Говорят, говорят, пьют, едят и снова говорят, и это тоже впервые и тоже поражает меня: жевание, говорение, зеркало, закрытое простыней.

Говорят о нем так хорошо, так хвалят его, что я не понимаю: то ли они сейчас прозрели, то ли при жизни он был ими признан, но только не смог о своем признании узнать.

Висели на стенах его рисунки, большой незаконченный холст без рамы… Видно, это и была та картина, о которой он вспомнил на вокзале.

На переднем плане стриженый новобранец; лицо странное, невыписанное, скорее цветовое пятно, только рот поющий и плачущие глаза выделены. А сзади — еще десятки поющих ртов. А с перрона смотрят на него мать и девушка.

Этот холст, зеленоватый по тону, со светящимися пятнами лиц в сумраке, темнел среди удивительных, пестрых рисунков Эс Эса, среди его полыхающих праздничным огнем натюрмортов.
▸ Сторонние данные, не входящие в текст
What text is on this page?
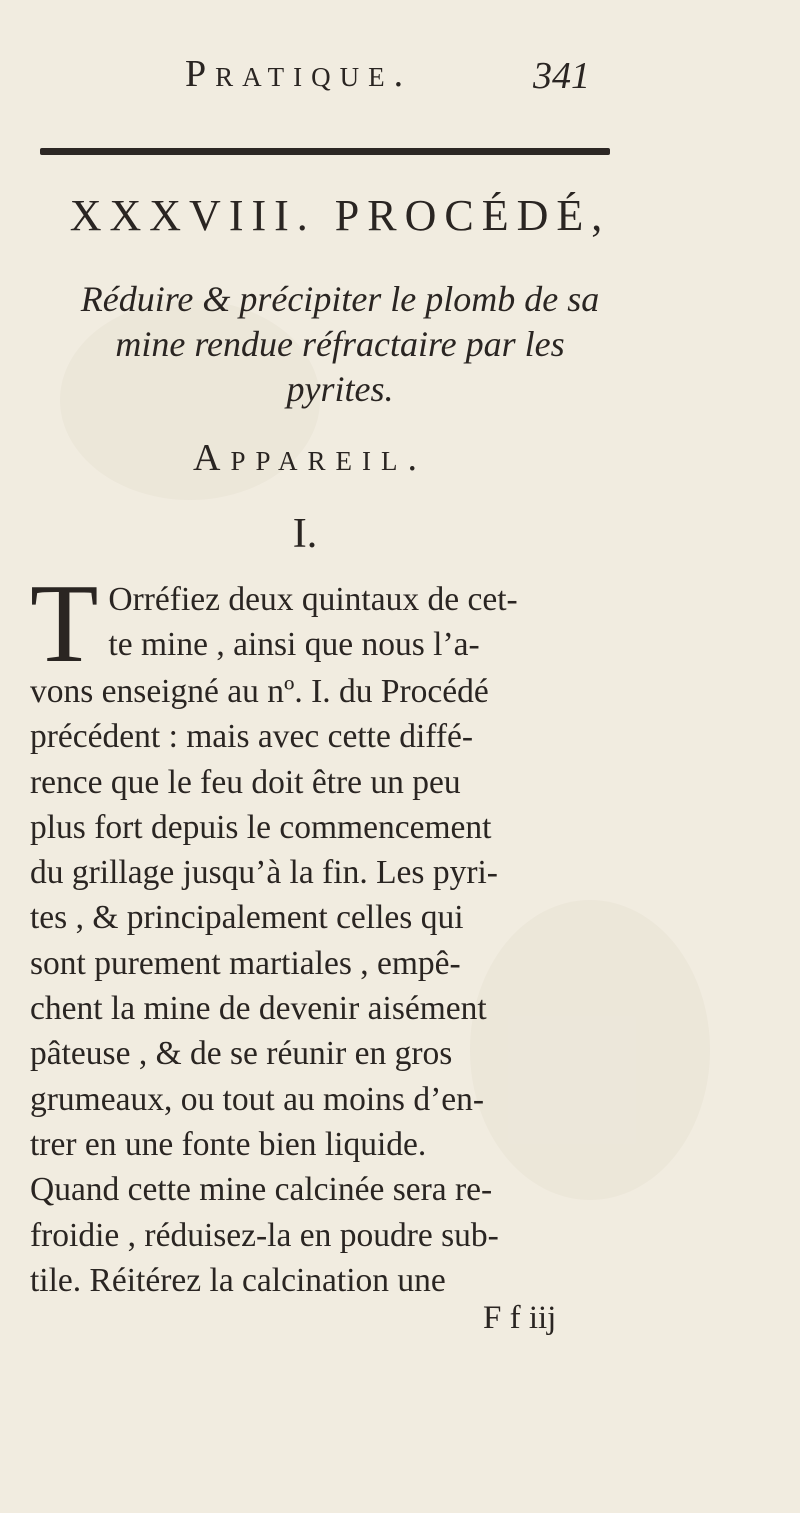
Pratique.	341
XXXVIII. PROCÉDÉ,
Réduire & précipiter le plomb de sa
mine rendue réfractaire par les
pyrites.
Appareil.
I.
T Orréfiez deux quintaux de cet-
te mine , ainsi que nous l’a-
vons enseigné au nº. I. du Procédé
précédent : mais avec cette diffé-
rence que le feu doit être un peu
plus fort depuis le commencement
du grillage jusqu’à la fin. Les pyri-
tes , & principalement celles qui
sont purement martiales , empê-
chent la mine de devenir aisément
pâteuse , & de se réunir en gros
grumeaux, ou tout au moins d’en-
trer en une fonte bien liquide.
Quand cette mine calcinée sera re-
froidie , réduisez-la en poudre sub-
tile. Réitérez la calcination une
F f iij
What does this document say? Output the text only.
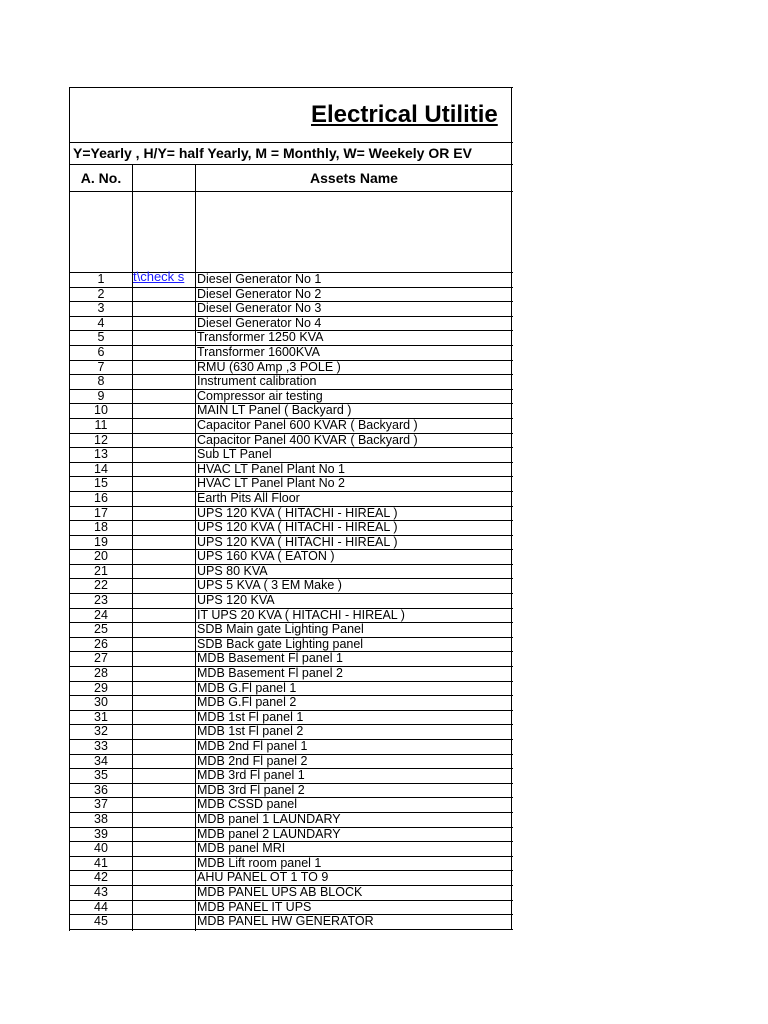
Electrical Utilitie
Y=Yearly , H/Y= half Yearly, M = Monthly, W= Weekely OR EV
A. No.	Assets Name
1	Diesel Generator No 1
2	Diesel Generator No 2
3	Diesel Generator No 3
4	Diesel Generator No 4
5	Transformer 1250 KVA
6	Transformer 1600KVA
7	RMU (630 Amp ,3 POLE )
8	Instrument calibration
9	Compressor air testing
10	MAIN LT Panel ( Backyard )
11	Capacitor Panel 600 KVAR ( Backyard )
12	Capacitor Panel 400 KVAR ( Backyard )
13	Sub LT Panel
14	HVAC LT Panel Plant No 1
15	HVAC LT Panel Plant No 2
16	Earth Pits All Floor
17	UPS 120 KVA ( HITACHI - HIREAL )
18	UPS 120 KVA ( HITACHI - HIREAL )
19	UPS 120 KVA ( HITACHI - HIREAL )
20	UPS 160 KVA ( EATON )
21	UPS 80 KVA
22	UPS 5 KVA ( 3 EM Make )
23	UPS 120 KVA
24	IT UPS 20 KVA ( HITACHI - HIREAL )
25	SDB Main gate Lighting Panel
26	SDB Back gate Lighting panel
27	MDB Basement Fl panel 1
28	MDB Basement Fl panel 2
29	MDB G.Fl panel 1
30	MDB G.Fl panel 2
31	MDB 1st Fl panel 1
32	MDB 1st Fl panel 2
33	MDB 2nd Fl panel 1
34	MDB 2nd Fl panel 2
35	MDB 3rd Fl panel 1
36	MDB 3rd Fl panel 2
37	MDB CSSD panel
38	MDB panel 1 LAUNDARY
39	MDB panel 2 LAUNDARY
40	MDB panel MRI
41	MDB Lift room panel 1
42	AHU PANEL OT 1 TO 9
43	MDB PANEL UPS AB BLOCK
44	MDB PANEL IT UPS
45	MDB PANEL HW GENERATOR
t\check s
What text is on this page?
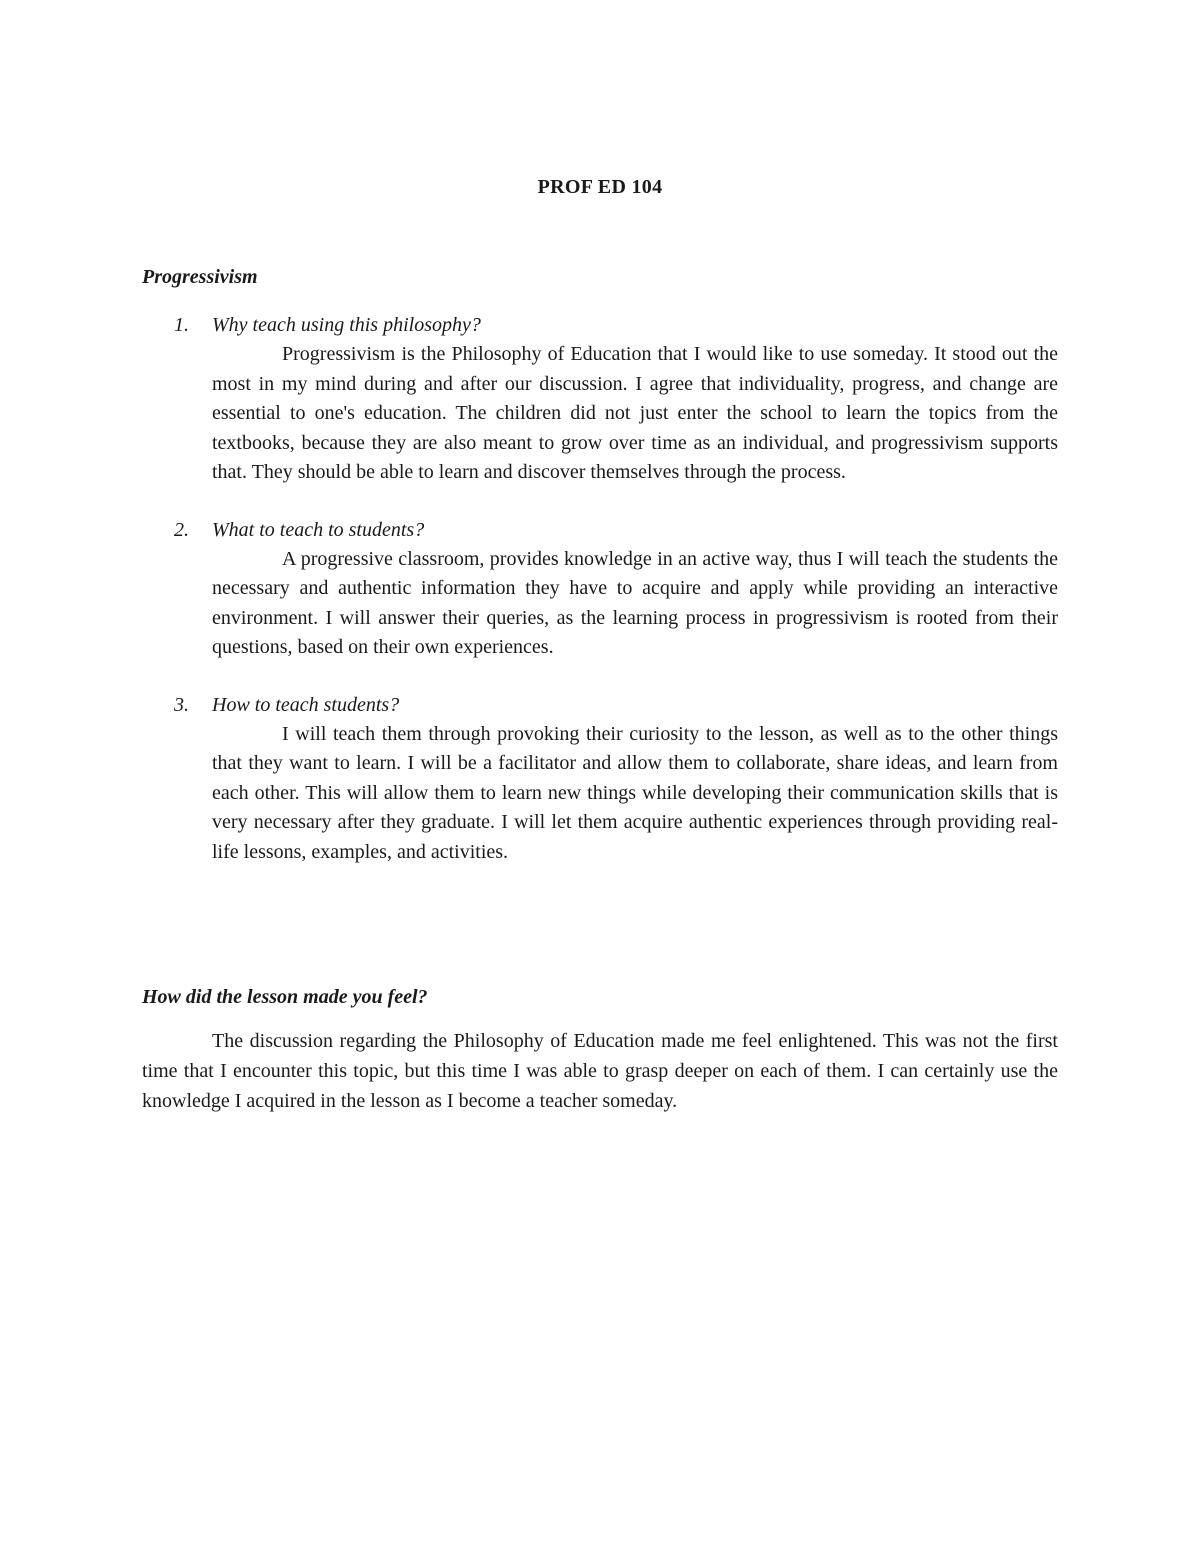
PROF ED 104
Progressivism
1. Why teach using this philosophy?

Progressivism is the Philosophy of Education that I would like to use someday. It stood out the most in my mind during and after our discussion. I agree that individuality, progress, and change are essential to one's education. The children did not just enter the school to learn the topics from the textbooks, because they are also meant to grow over time as an individual, and progressivism supports that. They should be able to learn and discover themselves through the process.

2. What to teach to students?

A progressive classroom, provides knowledge in an active way, thus I will teach the students the necessary and authentic information they have to acquire and apply while providing an interactive environment. I will answer their queries, as the learning process in progressivism is rooted from their questions, based on their own experiences.

3. How to teach students?

I will teach them through provoking their curiosity to the lesson, as well as to the other things that they want to learn. I will be a facilitator and allow them to collaborate, share ideas, and learn from each other. This will allow them to learn new things while developing their communication skills that is very necessary after they graduate. I will let them acquire authentic experiences through providing real-life lessons, examples, and activities.

How did the lesson made you feel?

The discussion regarding the Philosophy of Education made me feel enlightened. This was not the first time that I encounter this topic, but this time I was able to grasp deeper on each of them. I can certainly use the knowledge I acquired in the lesson as I become a teacher someday.
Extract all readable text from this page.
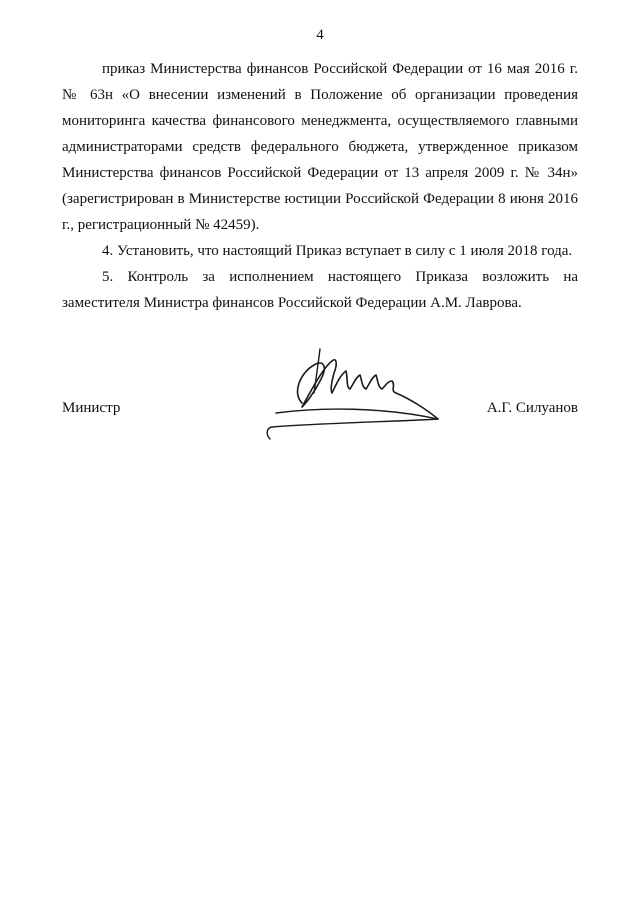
4

приказ Министерства финансов Российской Федерации от 16 мая 2016 г. № 63н «О внесении изменений в Положение об организации проведения мониторинга качества финансового менеджмента, осуществляемого главными администраторами средств федерального бюджета, утвержденное приказом Министерства финансов Российской Федерации от 13 апреля 2009 г. № 34н» (зарегистрирован в Министерстве юстиции Российской Федерации 8 июня 2016 г., регистрационный № 42459).

4. Установить, что настоящий Приказ вступает в силу с 1 июля 2018 года.

5. Контроль за исполнением настоящего Приказа возложить на заместителя Министра финансов Российской Федерации А.М. Лаврова.

Министр	А.Г. Силуанов
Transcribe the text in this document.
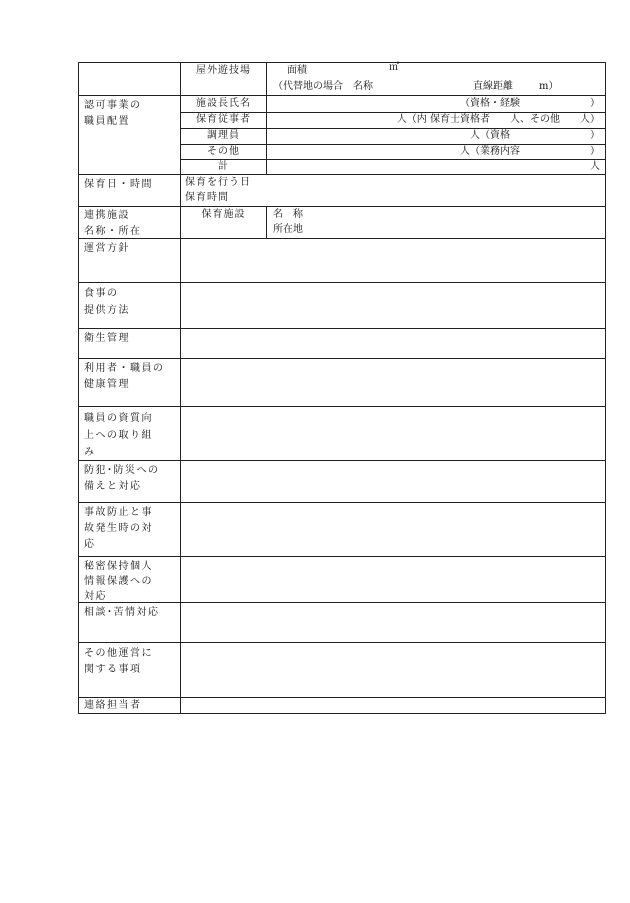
屋外遊技場	面積	㎡
（代替地の場合　名称	直線距離	m）
認可事業の
職員配置
施設長氏名	（資格・経験　　　　　　　）
保育従事者	人（内 保育士資格者　　人、その他　　人）
調理員	人（資格　　　　　　　　）
その他	人（業務内容　　　　　　　）
計	人
保育日・時間	保育を行う日
保育時間
連携施設
名称・所在
保育施設	名　称
所在地
運営方針
食事の
提供方法
衛生管理
利用者・職員の
健康管理
職員の資質向
上への取り組
み
防犯･防災への
備えと対応
事故防止と事
故発生時の対
応
秘密保持個人
情報保護への
対応
相談･苦情対応
その他運営に
関する事項
連絡担当者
Но больше всего я вглядывался именно в тот холст. Я никогда не видел таких новобранцев. На полотнах того времени были могучие, с суровыми лицами, подробно выписанные, с оружием и амуницией парни, заговоренные от вражеских пуль. Эти же были юны, угловаты, улыбались; бесстрашие и детскость были в их взгляде.

А народ все гудел, говорил, народу все прибывало. И так расшумелись, разговорились, раздвигались, что некоторые рисунки посыпались со стен, по ним ходили, наступали на них, нагибались и поднимали, но водка притупила точность движений, и катились по полу белые листы, не давались в руки.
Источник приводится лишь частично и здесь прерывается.